In the past, street parties create disruptions that aggrieve and even endanger citizens and other visitors whose notions of celebrating the feast of the Sto. Niño are not equated with inebriation, rowdiness, and insensitivity.
It is to be fervently hoped that the Mandaue City Government will be able to regulate the street parties that may be held by those seeking the nearest alternative after Cebu City Mayor Michael Rama announced the ban on street parties and the public drinking of liquor in Cebu City on Jan. 21, 2024, the date of the Sinulog Grand Parade and Ritual Showdown.
According to Honey I. Cotejo’s Jan. 13 report in SunStar Cebu, the Mandaue City Government requires a business establishment to secure a special permit if it will hold a street party, which may entail using public spaces such as car parks to extend the venue beyond its area of operation.
An official of the Mandaue City Government said that securing a special permit will ensure the posting of barangay “tanod” (civilian volunteers) and other personnel to help the security of the bar or entertainment establishment maintain peace and order.
Regulating street parties is also not just about restraining noise and disruptive behavior but also managing solid waste disposal. Even before dawn breaks after the fiesta, street cleaners face the daunting challenge of clearing the streets and other public spaces of gargantuan waste left by the Sinulog crowds.
Broken liquor bottles discarded on the streets pose hazards to street cleaners and citizens who report to work the day after festivities.
These behaviors of boorishness and insensitivity are a travesty of the spirituality and communalism of the Sinulog, whose roots lie in an enduring ritual of venerating through good works the image of the “Batang Balaan (Holy Infant)” whose arrival and later discovery in the islands are turning points in Filipinos’ Christianization.

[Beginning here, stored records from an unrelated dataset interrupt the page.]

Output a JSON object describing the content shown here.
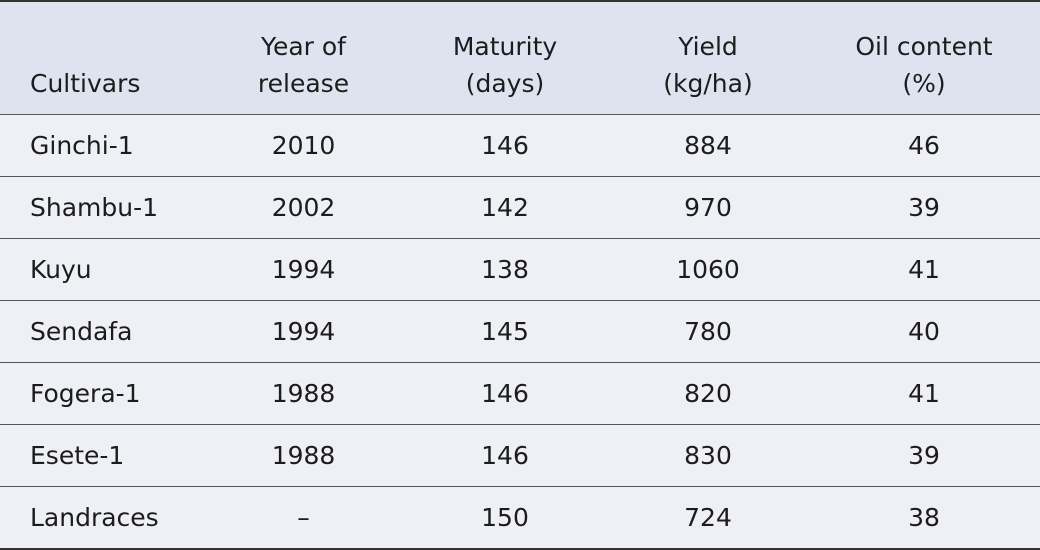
{
  "table": {
    "header": [
      [
        "Cultivars"
      ],
      [
        "Year of",
        "release"
      ],
      [
        "Maturity",
        "(days)"
      ],
      [
        "Yield",
        "(kg/ha)"
      ],
      [
        "Oil content",
        "(%)"
      ]
    ],
    "rows": [
      [
        "Ginchi-1",
        2010,
        146,
        884,
        46
      ],
      [
        "Shambu-1",
        2002,
        142,
        970,
        39
      ],
      [
        "Kuyu",
        1994,
        138,
        1060,
        41
      ],
      [
        "Sendafa",
        1994,
        145,
        780,
        40
      ],
      [
        "Fogera-1",
        1988,
        146,
        820,
        41
      ],
      [
        "Esete-1",
        1988,
        146,
        830,
        39
      ],
      [
        "Landraces",
        "–",
        150,
        724,
        38
      ]
    ]
  }
}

In the early years of the Sinulog, there was a street trend of wiping soot or black paint on the faces of revelers, usually women and girls. Some floats sported participants who were scantily dressed and acting immodestly.
These acts were not continued in the face of citizens protesting and resisting these acts. Although there is a clear distinction between the Catholic celebration of the Fiesta honoring the Sto. Niño de Cebu and the secular Sinulog Festival, these two events have their roots in the Sto. Niño de Cebu.
Events and activities that disrespect the faith of any Filipino have no place in the Fiesta of Sto. Niño and the Sinulog Festival.
Thus, it is imperative that the Sinulog Foundation Inc. reviews its process of screening participants in the Sinulog sa Sugbo parade after the Cebu Technological University’s (CTU) costumes and performance during the Jan. 12 launching parade angered the Moro community with its misrepresentation of their religion and culture.
The CTU issued a public statement of apology for their faux pas on Jan. 13. In an interview with the Rappler news team, Dr. Ijodin Saripada Mamacol, executive director of the Cebu City Office of the Muslim Affairs and Indigenous Cultural Communities, regretted that the CTU performance betrayed a lack of research in the history and culture of the Bangsamoro Autonomous Region in Muslim Mindanao.
Filipinos need to be not just familiar with but also educated about our history and culture. We recognize our shared heritage but must also be sensitive to diversity.
Rituals are not just repeated without understanding their meaning. More important than mounting pageantry or capitalizing to turn a communal event into a commercial spectacle is sustaining the spirit of community and inclusion that is the best tribute given to a rite venerating an icon of spirituality and communion.